Fishfingersandwichplease · 17/08/2020 09:22

Tell him keep a diary of all his symptoms- he might then realise what he sounds like. How draining for you. Would really piss me off especially if he was fine to go to the pub!

PopPopPopPopPop · 17/08/2020 09:24

My DH does this. It's variously upset stomach, backache, hip ache, trapped wind, shoulder ache, "winter blues" (?), indigestion or acid reflux. He grimaces and moans about it all and does "stretches" very obviously where he can be seen doing them. He has hundreds (literally) packs of pills and potions that fill an entire kitchen cupboard. He does actually have high blood pressure which he knew about for years and did nothing until it manifested as ED then he went to the doc and got treatment. He's never mentioned any of his other ailments to the doc though. I just tune out. I live with my own chronic pain and never say a bloody word.

madcatladyforever · 17/08/2020 09:25

Have you told him you are planning to leave because of this and his endless reluctance to see a doctor? he needs a tough wake up call. See a doctor, have tests done, shut up or you'll leave.

BilboBercow · 17/08/2020 09:25

Dump. What a miserable existance

madcatladyforever · 17/08/2020 09:27

I live with my own chronic pain and never say a bloody word.

Me too Pop, nobody at work knows, none of my friends know.

Wondersense · 17/08/2020 09:28

''soul destroying''

This says it all really.

Stop listing his good traits and start asking how you feel when you are around him. Do you feel good? Peaceful? Energised? Loved? Stimulated? Does he add rather than take away from your life and happiness? If you don't feel good when you are around him, if it's this much hard work, you have a patient rather than a partner.

He should definitely go to the doctor and if he's not willing to do that for your relationship, then don't bother with him. He's showing you that he simply wants to carry on in his poor me misery without a care to how it affects you. Be prepared though that they might not find anything wrong with him. The mind can produce really powerful symptoms.
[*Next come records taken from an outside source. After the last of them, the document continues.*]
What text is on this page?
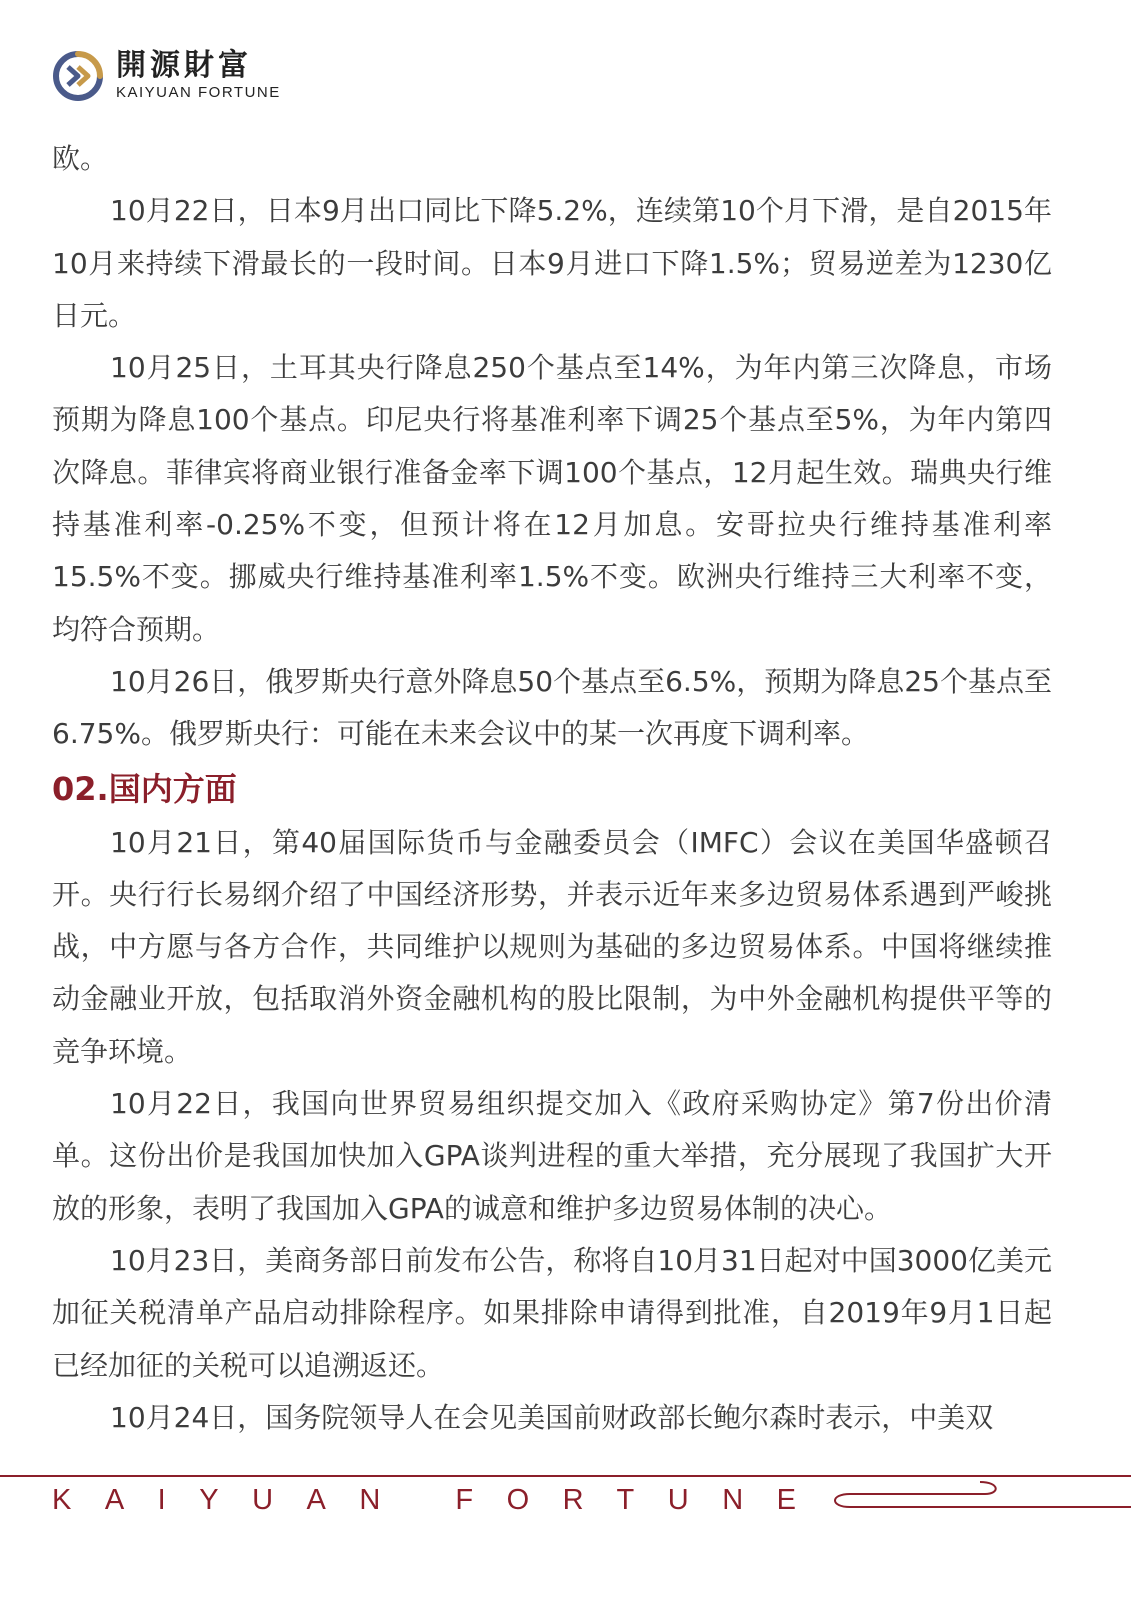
開源財富
KAIYUAN FORTUNE

欧。

10月22日，日本9月出口同比下降5.2%，连续第10个月下滑，是自2015年10月来持续下滑最长的一段时间。日本9月进口下降1.5%；贸易逆差为1230亿日元。

10月25日，土耳其央行降息250个基点至14%，为年内第三次降息，市场预期为降息100个基点。印尼央行将基准利率下调25个基点至5%，为年内第四次降息。菲律宾将商业银行准备金率下调100个基点，12月起生效。瑞典央行维持基准利率-0.25%不变，但预计将在12月加息。安哥拉央行维持基准利率15.5%不变。挪威央行维持基准利率1.5%不变。欧洲央行维持三大利率不变，均符合预期。

10月26日，俄罗斯央行意外降息50个基点至6.5%，预期为降息25个基点至6.75%。俄罗斯央行：可能在未来会议中的某一次再度下调利率。

02.国内方面

10月21日，第40届国际货币与金融委员会（IMFC）会议在美国华盛顿召开。央行行长易纲介绍了中国经济形势，并表示近年来多边贸易体系遇到严峻挑战，中方愿与各方合作，共同维护以规则为基础的多边贸易体系。中国将继续推动金融业开放，包括取消外资金融机构的股比限制，为中外金融机构提供平等的竞争环境。

10月22日，我国向世界贸易组织提交加入《政府采购协定》第7份出价清单。这份出价是我国加快加入GPA谈判进程的重大举措，充分展现了我国扩大开放的形象，表明了我国加入GPA的诚意和维护多边贸易体制的决心。

10月23日，美商务部日前发布公告，称将自10月31日起对中国3000亿美元加征关税清单产品启动排除程序。如果排除申请得到批准，自2019年9月1日起已经加征的关税可以追溯返还。

10月24日，国务院领导人在会见美国前财政部长鲍尔森时表示，中美双

KAIYUAN FORTUNE
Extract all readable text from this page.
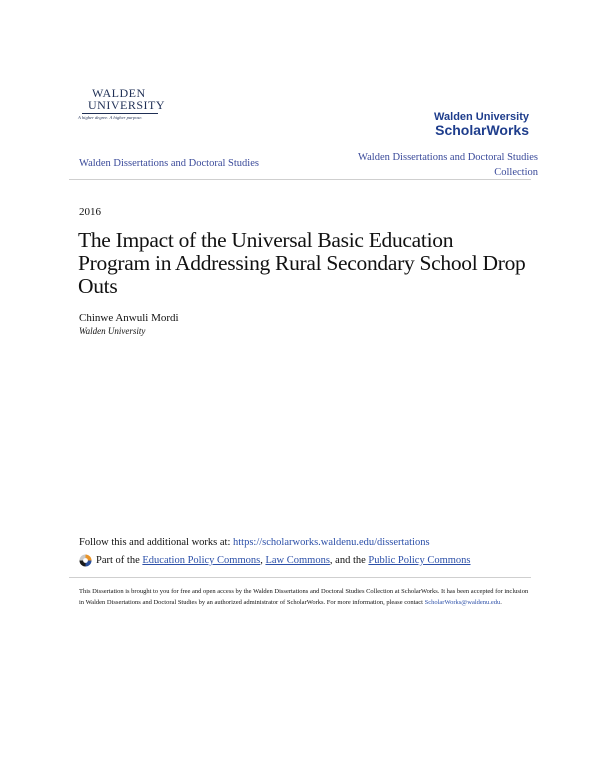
WALDEN
UNIVERSITY
A higher degree. A higher purpose.	Walden University
ScholarWorks
Walden Dissertations and Doctoral Studies
Walden Dissertations and Doctoral Studies
Collection
2016
The Impact of the Universal Basic Education Program in Addressing Rural Secondary School Drop Outs
Chinwe Anwuli Mordi
Walden University
Follow this and additional works at: https://scholarworks.waldenu.edu/dissertations
Part of the Education Policy Commons , Law Commons , and the Public Policy Commons
This Dissertation is brought to you for free and open access by the Walden Dissertations and Doctoral Studies Collection at ScholarWorks. It has been accepted for inclusion in Walden Dissertations and Doctoral Studies by an authorized administrator of ScholarWorks. For more information, please contact ScholarWorks@waldenu.edu.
On the physical side, if he feels sick or he has headaches a lot, he might be experiencing headaches and migraines. Migraines are a nerve issue. Some of them can make you feel sick and you can barely experience head pain. There is medicine he can take to manage and prevent them.

katy1213 · 17/08/2020 09:29

Buy him a medical dictionary as a leaving present - and go.

Tink20161984 · 17/08/2020 09:31

My husband is like this. Always ill but the difference is mine genuinely thinks he has something seriously wrong with him and is going to die. Just posting to offer my sympathies, its draining and hard work. I pretty much had a nervous break down last year and actually got very sick myself in the result of it, I am still suffering now and still think I am going through the nervous breakdown slightly. He has been much better this year (surprisingly during covid), I am just always on edge waiting for the next pain to be a tumor of some sort. He is also the same, suffers for months on end, makes my life hell with the constant complaining then springs up for a night out. The alcohol helps the pain apparently.
We are 10 years together and its been non stop since 6 months in. My advice, get him help or leave.